The NCAA announced on Thursday which suggested that an internal team of experts have started to examine the impacts of legalized sports betting on college sports, use of integrity services and rules.
The Supreme Court of United States overturned its ban on state-sponsored sports wagering, which also opened the paths for states to begin licensing bookmakers.
Delaware and New Jersey have already begun to offer Las-Vegas like sports betting.

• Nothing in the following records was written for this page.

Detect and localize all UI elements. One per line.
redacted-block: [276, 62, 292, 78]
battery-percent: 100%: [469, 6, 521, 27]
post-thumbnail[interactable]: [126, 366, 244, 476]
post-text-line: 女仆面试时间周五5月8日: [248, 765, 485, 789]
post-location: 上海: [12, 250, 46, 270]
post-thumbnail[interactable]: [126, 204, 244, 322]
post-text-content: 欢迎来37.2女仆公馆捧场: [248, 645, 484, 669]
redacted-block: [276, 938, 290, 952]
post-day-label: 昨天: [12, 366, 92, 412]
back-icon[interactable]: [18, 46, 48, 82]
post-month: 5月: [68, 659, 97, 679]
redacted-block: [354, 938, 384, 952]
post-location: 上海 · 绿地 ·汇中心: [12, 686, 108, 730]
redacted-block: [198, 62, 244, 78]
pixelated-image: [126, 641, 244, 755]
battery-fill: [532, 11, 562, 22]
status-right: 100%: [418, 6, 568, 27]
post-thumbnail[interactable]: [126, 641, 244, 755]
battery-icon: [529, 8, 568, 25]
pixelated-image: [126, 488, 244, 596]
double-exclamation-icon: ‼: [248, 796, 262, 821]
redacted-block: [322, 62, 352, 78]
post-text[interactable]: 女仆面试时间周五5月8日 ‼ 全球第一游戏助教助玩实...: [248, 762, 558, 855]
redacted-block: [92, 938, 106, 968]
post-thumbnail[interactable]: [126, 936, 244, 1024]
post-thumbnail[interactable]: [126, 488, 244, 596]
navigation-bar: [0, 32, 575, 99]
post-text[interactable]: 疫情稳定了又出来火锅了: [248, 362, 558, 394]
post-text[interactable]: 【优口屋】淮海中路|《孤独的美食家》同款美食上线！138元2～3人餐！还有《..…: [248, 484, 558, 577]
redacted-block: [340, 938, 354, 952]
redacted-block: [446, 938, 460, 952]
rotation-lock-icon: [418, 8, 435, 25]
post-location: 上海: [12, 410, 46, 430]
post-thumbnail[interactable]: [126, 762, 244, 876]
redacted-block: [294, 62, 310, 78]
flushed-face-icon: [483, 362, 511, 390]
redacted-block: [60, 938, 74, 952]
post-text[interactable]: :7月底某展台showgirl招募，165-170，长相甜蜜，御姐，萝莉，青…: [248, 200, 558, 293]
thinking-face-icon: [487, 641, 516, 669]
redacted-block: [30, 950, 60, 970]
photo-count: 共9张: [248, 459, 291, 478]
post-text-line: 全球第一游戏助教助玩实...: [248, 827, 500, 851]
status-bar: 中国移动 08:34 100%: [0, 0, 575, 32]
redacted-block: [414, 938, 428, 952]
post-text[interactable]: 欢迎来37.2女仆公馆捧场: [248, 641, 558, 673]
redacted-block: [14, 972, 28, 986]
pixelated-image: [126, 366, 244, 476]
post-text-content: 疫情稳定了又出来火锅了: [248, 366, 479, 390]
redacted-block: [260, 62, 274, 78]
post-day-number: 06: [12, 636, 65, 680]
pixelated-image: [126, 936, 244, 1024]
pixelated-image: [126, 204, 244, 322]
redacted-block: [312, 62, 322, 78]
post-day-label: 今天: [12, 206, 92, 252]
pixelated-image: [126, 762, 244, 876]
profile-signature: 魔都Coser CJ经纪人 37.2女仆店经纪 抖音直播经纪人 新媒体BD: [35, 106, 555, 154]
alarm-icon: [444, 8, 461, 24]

Mississippi and West Virginia are also expected to tread the same path soon before the start of the football season.
NCCA chief legal officer Donald Remy stated in a release, "We respect Supreme Court's decision but our stance on sports wagering still remains the same."
"With this changed landscape, we must try to keep evolving and expanding our long-standing efforts for protecting both the integrity of competitions and ensure the well-being of student-athletes," he added.
While the NCAA is still relucatant to embrace the change, Marshall and West Virginia are among the premier Division I universities that are interested in receiving a percentage of the amount placed on college sports.
In the past 25 years, prior to the Supreme Court ruling, there have been at least five point-shaving scandals in college sports that that have come into the public notice.